Nick Mauss
Born in 1980 in New York
Lives and Works in New York
Nick Mauss’s installation, an intervention into the Biennial, confronts visitors when they arrive on the third floor with two white doors and a painting by Marsden Hartley. On the other side of those doors, the artist has reconstructed in velvet and appliqué, an antechamber in cosmetics company Guerlain’s first Institut de Beauté spa in Paris, designed by artist, stage designer, and fashion illustrator Christian Bérard and built in 1939. It is Mauss’s intention that this dislocated manifestation from another time, place, and context disrupt the expected experience of a contemporary art exhibition and initiate a spatial, temporal, and psychological shift for viewers.

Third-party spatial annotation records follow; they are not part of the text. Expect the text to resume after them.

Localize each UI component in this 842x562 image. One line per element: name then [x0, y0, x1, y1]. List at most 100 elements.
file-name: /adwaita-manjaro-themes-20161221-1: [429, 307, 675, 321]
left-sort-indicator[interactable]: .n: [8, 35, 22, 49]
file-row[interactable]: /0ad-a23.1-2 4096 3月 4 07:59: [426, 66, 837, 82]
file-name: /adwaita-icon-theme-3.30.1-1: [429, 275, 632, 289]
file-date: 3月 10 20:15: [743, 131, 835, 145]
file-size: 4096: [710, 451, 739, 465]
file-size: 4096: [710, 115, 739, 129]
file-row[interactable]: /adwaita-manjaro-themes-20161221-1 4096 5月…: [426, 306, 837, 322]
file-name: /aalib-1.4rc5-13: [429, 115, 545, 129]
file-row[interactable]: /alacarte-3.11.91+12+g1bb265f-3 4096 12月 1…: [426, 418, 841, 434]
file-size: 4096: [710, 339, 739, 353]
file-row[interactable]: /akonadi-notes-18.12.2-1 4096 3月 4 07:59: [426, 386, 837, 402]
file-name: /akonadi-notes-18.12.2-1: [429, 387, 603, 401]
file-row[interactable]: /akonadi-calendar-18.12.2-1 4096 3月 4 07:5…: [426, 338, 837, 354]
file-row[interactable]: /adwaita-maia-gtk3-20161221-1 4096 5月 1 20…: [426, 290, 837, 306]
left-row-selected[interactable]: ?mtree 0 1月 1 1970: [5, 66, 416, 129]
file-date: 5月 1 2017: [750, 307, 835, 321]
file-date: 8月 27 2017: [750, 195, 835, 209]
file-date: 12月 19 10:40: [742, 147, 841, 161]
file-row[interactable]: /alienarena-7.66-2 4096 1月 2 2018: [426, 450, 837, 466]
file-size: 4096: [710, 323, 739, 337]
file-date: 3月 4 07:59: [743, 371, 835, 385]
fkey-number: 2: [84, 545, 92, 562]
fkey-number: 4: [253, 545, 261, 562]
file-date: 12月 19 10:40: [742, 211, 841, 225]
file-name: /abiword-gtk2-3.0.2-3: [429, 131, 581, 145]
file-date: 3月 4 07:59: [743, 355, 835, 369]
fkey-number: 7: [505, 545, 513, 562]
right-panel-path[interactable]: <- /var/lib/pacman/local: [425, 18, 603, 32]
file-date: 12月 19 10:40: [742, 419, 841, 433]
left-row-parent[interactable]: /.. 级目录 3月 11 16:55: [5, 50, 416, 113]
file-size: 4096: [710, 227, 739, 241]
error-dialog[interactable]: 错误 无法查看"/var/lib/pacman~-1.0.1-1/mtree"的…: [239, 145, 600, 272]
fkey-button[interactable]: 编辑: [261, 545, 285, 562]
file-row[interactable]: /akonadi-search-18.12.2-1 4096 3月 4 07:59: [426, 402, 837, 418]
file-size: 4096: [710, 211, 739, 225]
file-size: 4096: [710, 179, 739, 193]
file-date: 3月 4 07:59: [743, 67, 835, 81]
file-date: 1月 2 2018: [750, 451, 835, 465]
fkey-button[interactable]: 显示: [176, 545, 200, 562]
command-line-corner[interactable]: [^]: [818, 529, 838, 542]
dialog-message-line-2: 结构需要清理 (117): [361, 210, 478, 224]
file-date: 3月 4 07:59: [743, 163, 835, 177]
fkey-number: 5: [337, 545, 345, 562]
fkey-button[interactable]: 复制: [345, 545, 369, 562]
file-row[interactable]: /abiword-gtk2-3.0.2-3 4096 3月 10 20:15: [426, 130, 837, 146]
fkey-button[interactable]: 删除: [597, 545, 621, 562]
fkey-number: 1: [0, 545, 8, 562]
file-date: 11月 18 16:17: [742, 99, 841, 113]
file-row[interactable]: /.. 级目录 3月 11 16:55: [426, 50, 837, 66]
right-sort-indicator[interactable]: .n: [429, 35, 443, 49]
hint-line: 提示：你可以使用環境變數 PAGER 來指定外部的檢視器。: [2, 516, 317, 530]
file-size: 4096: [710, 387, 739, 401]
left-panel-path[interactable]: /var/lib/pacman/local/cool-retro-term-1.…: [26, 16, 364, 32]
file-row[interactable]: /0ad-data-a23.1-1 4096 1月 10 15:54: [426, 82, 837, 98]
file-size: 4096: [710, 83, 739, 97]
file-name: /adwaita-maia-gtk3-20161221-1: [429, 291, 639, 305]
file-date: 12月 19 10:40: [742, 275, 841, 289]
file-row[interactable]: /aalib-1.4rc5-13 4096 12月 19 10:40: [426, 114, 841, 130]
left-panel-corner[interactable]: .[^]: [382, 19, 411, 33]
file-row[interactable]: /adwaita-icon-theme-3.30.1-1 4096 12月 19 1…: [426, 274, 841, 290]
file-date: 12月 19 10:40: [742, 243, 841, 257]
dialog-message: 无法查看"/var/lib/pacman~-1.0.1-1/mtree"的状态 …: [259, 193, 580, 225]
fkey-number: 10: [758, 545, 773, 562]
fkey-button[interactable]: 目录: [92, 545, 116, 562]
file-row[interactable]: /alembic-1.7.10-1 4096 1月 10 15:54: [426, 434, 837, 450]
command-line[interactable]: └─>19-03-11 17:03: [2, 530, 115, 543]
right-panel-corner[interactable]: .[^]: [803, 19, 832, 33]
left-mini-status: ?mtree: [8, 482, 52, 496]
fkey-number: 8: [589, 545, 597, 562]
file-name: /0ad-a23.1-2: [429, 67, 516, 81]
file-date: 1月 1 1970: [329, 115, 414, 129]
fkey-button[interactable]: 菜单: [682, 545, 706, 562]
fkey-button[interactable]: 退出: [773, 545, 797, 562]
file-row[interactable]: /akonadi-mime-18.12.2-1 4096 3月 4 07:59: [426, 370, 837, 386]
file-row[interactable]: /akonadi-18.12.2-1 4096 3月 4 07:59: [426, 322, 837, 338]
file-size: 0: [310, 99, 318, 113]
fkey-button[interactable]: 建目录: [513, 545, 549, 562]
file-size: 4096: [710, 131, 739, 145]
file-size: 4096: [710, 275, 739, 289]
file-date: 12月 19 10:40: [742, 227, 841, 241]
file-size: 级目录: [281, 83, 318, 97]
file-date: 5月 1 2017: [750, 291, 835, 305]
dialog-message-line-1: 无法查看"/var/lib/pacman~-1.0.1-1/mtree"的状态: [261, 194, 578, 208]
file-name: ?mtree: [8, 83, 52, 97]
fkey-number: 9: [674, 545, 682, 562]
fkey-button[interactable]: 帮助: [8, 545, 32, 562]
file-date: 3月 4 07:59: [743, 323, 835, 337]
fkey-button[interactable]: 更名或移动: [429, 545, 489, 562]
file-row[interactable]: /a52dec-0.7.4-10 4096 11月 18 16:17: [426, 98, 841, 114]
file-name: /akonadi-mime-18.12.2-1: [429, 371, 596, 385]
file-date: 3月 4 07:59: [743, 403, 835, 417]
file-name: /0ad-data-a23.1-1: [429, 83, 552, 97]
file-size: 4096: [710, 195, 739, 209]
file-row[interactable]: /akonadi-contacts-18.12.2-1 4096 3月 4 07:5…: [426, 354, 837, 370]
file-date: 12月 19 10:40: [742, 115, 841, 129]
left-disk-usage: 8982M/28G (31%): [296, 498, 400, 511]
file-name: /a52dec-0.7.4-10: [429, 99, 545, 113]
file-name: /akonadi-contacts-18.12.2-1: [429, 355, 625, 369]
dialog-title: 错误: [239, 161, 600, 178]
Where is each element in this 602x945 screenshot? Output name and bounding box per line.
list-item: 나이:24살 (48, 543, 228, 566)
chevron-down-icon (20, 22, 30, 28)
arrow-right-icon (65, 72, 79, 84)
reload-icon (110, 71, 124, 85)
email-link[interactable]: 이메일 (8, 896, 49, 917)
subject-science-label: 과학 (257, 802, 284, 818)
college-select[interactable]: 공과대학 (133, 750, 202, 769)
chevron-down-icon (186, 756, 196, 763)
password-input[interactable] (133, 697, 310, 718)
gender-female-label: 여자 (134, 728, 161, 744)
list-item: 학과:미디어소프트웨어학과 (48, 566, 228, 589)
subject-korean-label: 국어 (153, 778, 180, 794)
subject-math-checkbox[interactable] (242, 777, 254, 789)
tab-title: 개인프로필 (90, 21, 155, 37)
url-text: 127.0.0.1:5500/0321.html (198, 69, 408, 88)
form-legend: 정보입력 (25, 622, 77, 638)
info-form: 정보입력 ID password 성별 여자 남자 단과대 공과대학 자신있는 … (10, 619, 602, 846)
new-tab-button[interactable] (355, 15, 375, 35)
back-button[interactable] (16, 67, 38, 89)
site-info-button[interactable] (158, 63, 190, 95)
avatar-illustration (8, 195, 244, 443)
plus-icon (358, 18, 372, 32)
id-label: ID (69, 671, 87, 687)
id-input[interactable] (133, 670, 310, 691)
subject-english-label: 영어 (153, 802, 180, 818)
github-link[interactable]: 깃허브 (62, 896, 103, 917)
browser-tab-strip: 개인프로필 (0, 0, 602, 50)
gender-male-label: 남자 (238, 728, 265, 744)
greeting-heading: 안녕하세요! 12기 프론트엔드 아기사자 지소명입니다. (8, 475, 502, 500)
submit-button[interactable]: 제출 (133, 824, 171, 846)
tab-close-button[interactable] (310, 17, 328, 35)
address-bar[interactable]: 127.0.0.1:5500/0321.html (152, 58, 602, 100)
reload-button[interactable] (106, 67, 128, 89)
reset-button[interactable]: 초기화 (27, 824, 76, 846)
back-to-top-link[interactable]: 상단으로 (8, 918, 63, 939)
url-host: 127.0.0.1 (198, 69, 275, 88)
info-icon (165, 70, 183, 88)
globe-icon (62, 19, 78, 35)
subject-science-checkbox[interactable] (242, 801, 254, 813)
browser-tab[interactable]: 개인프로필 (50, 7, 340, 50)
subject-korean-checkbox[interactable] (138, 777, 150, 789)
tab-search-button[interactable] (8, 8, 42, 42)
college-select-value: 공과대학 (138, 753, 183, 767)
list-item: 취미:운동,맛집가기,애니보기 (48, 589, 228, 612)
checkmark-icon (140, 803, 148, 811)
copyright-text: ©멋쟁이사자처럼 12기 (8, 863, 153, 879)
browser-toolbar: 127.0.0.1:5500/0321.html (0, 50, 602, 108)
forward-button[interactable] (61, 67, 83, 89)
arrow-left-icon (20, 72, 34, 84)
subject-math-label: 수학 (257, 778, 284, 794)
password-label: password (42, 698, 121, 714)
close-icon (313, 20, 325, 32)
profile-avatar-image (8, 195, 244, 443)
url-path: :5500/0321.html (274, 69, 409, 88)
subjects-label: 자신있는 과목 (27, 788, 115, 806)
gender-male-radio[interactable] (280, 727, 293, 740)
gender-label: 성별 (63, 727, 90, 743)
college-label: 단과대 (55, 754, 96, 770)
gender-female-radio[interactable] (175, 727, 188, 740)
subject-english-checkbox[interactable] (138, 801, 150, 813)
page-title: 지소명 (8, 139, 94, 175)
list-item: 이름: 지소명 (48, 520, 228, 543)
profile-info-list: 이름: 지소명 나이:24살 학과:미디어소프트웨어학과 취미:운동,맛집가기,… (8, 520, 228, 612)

Adjacent to the antechamber, as well as within it, Mauss has installed a constellation of objects mostly drawn from the Whitney’s collection. These artworks are recontextualized by this unexpected setting, allowing novel and surprising juxtapositions to form among them. Art historical genealogies are derailed and new associations are invented. Embedded into the wall, a small screen shows reverse-projected slides of photographs of the artist’s studio and other spaces, colored abstractions, textual excerpts, and a variety of banal details. Together, the combination of objects and the space that Mauss has created for them form a sort of stage set, casting the viewer as an actor within the exhibition narrative.